Lucifer: What let me see. Oh shit. You played on the LA Rams team that beat the New York Giants at home 31-3 to keep them out of the playoffs. No wonder the big guy sent you down here to burn in Hell. He loves the Giants. And the Yankees. You’re seriously fucked boy. Take him away. (Two burly demons grab him away kicking and screaming towards the pits of Hell)
Forcas: Very nice milord. Where should we put him?
Lucifer: I know. Throw him in the Red Sox wing with the disembodied head of Ted Williams. That ought to freak his ass out. Man it freaks me out.
7 comments:
Dick Enberg was wonderfully boring.
Trooper that is some funny shit. Give up the accounting chief and start writing some copy for the Comedy Channel.
Well, if God is a Yankees fan, then the devil better start warming me up a seat.
So to speak.
Not that there's anything wrong, per se, about being a Yankees fan.
I just have to weigh whether an eternity of damnation and the fires of Hell are worth failing to root for a damn Yankee.
I guess I'm stuck with the fires of Hell.
I might even try out for that announcer gig.
"Hey y'all, Satan sez that next one of y'all he catches fartin' in the fires a' Hell is due some big punishment.
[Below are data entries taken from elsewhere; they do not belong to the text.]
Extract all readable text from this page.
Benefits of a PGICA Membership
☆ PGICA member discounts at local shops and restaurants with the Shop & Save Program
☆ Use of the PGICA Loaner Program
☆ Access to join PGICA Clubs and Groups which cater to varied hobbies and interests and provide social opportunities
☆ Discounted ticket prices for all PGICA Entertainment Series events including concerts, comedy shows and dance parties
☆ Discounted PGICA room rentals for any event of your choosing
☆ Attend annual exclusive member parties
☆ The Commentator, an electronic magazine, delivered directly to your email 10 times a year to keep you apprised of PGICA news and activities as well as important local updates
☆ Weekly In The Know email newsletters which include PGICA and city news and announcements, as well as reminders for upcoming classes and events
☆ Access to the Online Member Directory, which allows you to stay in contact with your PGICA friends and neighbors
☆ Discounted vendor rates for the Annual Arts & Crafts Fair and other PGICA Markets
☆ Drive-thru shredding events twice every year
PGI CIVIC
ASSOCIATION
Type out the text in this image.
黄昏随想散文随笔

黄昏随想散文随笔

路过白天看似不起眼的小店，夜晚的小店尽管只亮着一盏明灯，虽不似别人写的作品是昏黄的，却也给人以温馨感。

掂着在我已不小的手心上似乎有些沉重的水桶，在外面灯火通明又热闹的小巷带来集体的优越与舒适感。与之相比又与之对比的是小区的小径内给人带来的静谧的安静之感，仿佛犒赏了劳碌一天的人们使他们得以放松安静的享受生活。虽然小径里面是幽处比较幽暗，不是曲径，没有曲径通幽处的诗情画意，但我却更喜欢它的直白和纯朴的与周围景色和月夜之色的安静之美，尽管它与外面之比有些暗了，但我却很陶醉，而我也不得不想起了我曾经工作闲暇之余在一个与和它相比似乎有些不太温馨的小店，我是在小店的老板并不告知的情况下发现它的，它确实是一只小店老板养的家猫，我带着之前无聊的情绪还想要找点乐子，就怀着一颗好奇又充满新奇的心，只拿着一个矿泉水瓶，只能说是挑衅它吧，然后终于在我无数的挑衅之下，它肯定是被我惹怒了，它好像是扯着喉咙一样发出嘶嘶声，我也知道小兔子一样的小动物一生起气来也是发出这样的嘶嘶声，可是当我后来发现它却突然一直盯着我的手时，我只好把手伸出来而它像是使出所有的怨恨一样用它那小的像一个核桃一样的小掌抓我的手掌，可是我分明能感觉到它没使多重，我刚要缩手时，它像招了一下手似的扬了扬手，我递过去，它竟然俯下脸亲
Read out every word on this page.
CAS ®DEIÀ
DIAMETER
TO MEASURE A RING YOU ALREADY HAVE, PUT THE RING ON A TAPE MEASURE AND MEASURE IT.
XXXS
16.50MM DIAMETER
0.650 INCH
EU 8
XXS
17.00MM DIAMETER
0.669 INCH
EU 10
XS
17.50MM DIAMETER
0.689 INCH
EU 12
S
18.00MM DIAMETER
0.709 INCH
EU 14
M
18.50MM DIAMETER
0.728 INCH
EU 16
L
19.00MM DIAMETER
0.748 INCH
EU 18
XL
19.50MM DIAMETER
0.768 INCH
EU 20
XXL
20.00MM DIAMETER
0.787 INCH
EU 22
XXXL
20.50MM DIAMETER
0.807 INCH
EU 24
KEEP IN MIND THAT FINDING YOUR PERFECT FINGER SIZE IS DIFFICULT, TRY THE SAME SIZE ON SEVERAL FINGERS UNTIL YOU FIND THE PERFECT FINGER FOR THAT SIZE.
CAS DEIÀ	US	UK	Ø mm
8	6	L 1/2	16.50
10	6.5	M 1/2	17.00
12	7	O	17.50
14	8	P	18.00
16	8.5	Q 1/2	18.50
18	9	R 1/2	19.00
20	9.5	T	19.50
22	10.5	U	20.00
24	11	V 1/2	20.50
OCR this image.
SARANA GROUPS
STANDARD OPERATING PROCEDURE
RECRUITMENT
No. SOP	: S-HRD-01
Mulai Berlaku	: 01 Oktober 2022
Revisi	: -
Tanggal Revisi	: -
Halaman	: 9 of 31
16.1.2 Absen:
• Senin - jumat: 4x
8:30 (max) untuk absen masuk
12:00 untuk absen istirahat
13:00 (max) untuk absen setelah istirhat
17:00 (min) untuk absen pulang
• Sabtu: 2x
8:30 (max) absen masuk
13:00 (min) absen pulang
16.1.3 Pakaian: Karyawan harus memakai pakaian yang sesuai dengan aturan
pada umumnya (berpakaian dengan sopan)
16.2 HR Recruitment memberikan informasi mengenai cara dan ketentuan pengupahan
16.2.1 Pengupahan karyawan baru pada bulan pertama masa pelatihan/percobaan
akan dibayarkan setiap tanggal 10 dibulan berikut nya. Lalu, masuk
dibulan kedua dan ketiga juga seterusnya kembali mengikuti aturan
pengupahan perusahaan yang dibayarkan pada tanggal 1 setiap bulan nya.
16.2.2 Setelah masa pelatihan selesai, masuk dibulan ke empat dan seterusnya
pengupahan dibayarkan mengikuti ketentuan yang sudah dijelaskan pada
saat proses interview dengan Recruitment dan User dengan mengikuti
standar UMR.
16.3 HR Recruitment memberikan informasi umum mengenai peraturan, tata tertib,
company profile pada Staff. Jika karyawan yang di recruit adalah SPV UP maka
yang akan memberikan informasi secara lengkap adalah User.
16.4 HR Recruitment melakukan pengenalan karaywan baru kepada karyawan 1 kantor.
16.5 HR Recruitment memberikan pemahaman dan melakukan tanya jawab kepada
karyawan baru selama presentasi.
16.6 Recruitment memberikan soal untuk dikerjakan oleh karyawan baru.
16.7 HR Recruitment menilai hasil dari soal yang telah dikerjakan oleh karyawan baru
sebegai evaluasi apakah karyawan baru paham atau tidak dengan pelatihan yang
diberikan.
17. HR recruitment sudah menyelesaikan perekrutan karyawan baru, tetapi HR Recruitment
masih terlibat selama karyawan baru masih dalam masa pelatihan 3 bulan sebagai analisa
A diet of beans and a cork."
Nah, maybe I ain't cut out for that.
Being a Mets fan, I've done my time in Purgatory.
I (voluntarily) read Catcher in the Rye over Christmas break my freshman year of college. Honest to goodness, I realized that my roommate was in all likelihood the inspiration for Holden Caulfield. He was nuttier than squirrel shit.
Well Sixty Grit uninformed as usual. The official New York Yankee cap is navy blue not black. A very deep navy blue but navy blue all the same.
About as blue as all the losers who live in losertown and can't root for the one, the only WORLD CHAMPION NEW YORK YANKEES!!!!!!!!